Grâce à un recours déposé par l’ASPAS et AVES, porté par le cabinet GéoAvocats, la justice a suspendu un arrêté préfectoral du Tarn qui autorisait une destruction illimitée de renards du 23 mars au 16 juin 2024.
Déjà victimes de la chasse à tir, du piégeage et du déterrage, les renards du Tarn étaient exposés depuis le 23 mars 2024 à une autre menace : les destructions administratives, autorisées par la préfecture pour protéger les élevages avicoles… Les battues étaient autorisées pour une durée de près de 3 mois, sur un nombre illimité de renards et sur la quasi-totalité du département du Tarn.
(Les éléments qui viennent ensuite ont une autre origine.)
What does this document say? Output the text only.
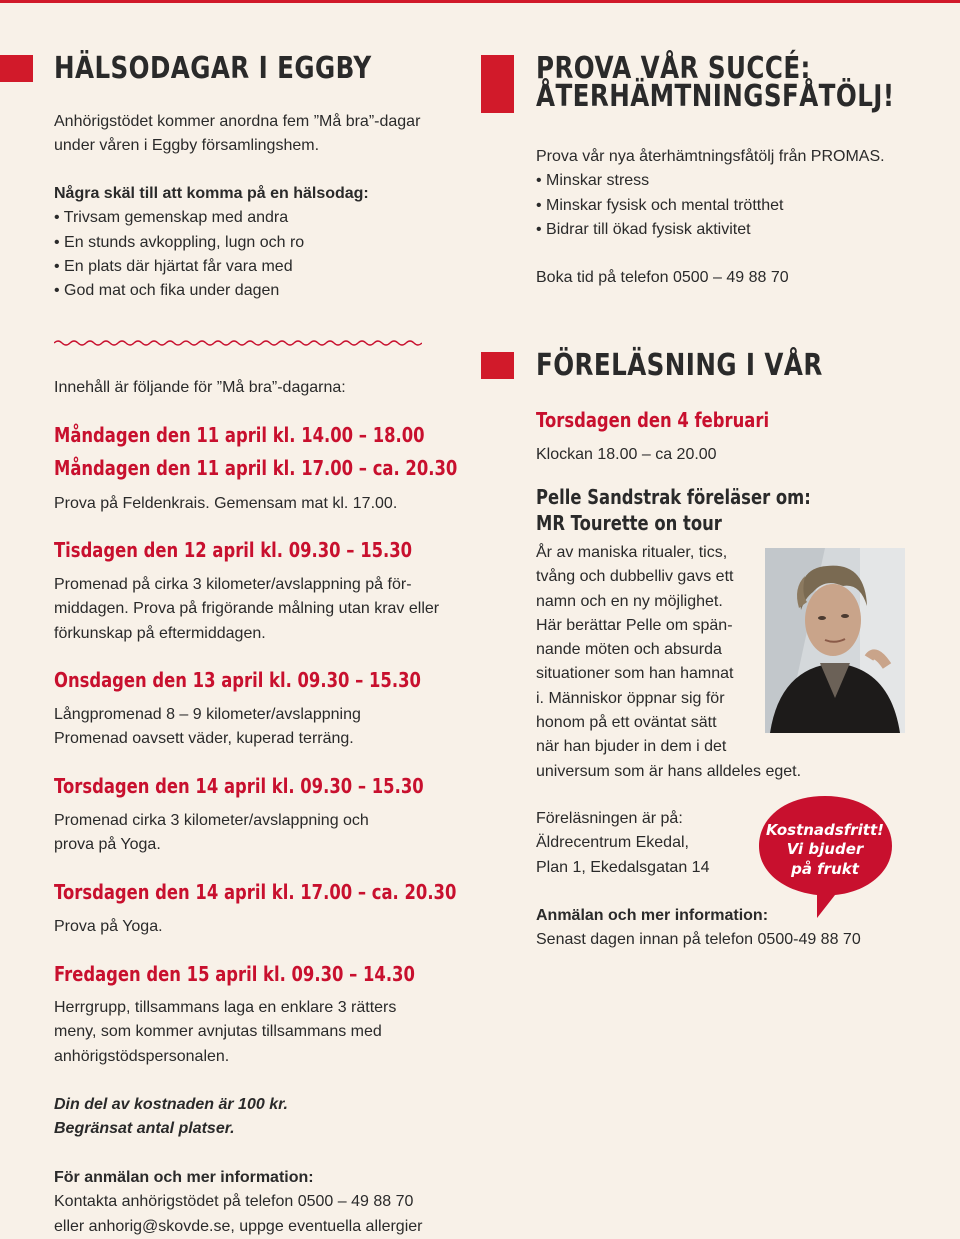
HÄLSODAGAR I EGGBY

Anhörigstödet kommer anordna fem ”Må bra”-dagar

under våren i Eggby församlingshem.

Några skäl till att komma på en hälsodag:

• Trivsam gemenskap med andra

• En stunds avkoppling, lugn och ro

• En plats där hjärtat får vara med

• God mat och fika under dagen

Innehåll är följande för ”Må bra”-dagarna:

Måndagen den 11 april kl. 14.00 – 18.00
Måndagen den 11 april kl. 17.00 – ca. 20.30

Prova på Feldenkrais. Gemensam mat kl. 17.00.

Tisdagen den 12 april kl. 09.30 – 15.30

Promenad på cirka 3 kilometer/avslappning på för-

middagen. Prova på frigörande målning utan krav eller

förkunskap på eftermiddagen.

Onsdagen den 13 april kl. 09.30 – 15.30

Långpromenad 8 – 9 kilometer/avslappning

Promenad oavsett väder, kuperad terräng.

Torsdagen den 14 april kl. 09.30 – 15.30

Promenad cirka 3 kilometer/avslappning och

prova på Yoga.

Torsdagen den 14 april kl. 17.00 – ca. 20.30

Prova på Yoga.

Fredagen den 15 april kl. 09.30 – 14.30

Herrgrupp, tillsammans laga en enklare 3 rätters

meny, som kommer avnjutas tillsammans med

anhörigstödspersonalen.

Din del av kostnaden är 100 kr.

Begränsat antal platser.

För anmälan och mer information:

Kontakta anhörigstödet på telefon 0500 – 49 88 70

eller anhorig@skovde.se, uppge eventuella allergier

PROVA VÅR SUCCÉ:
ÅTERHÄMTNINGSFÅTÖLJ!

Prova vår nya återhämtningsfåtölj från PROMAS.

• Minskar stress

• Minskar fysisk och mental trötthet

• Bidrar till ökad fysisk aktivitet

Boka tid på telefon 0500 – 49 88 70

FÖRELÄSNING I VÅR
Torsdagen den 4 februari

Klockan 18.00 – ca 20.00

Pelle Sandstrak föreläser om:
MR Tourette on tour

År av maniska ritualer, tics,

tvång och dubbelliv gavs ett

namn och en ny möjlighet.

Här berättar Pelle om spän-

nande möten och absurda

situationer som han hamnat

i. Människor öppnar sig för

honom på ett oväntat sätt

när han bjuder in dem i det

universum som är hans alldeles eget.

Föreläsningen är på:

Äldrecentrum Ekedal,

Plan 1, Ekedalsgatan 14

Kostnadsfritt!
Vi bjuder
på frukt

Anmälan och mer information:

Senast dagen innan på telefon 0500-49 88 70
L’ASPAS, qui compte de très nombreuses victoires à son actif contre ce type d’arrêté (dont une précédente dans le Tarn, en avril 2022), n’a pas hésité à saisir la justice pour tenter de faire cesser ce massacre injustifié, nombreux arguments à l’appui établis avec le concours du cabinet GéoAvocats.
L’ordonnance rendue par le Tribunal administratif de Toulouse, le 10 mai 2024, nous donne raison : l’arrêté préfectoral du 20 mars 2024 est en tout point suspendu !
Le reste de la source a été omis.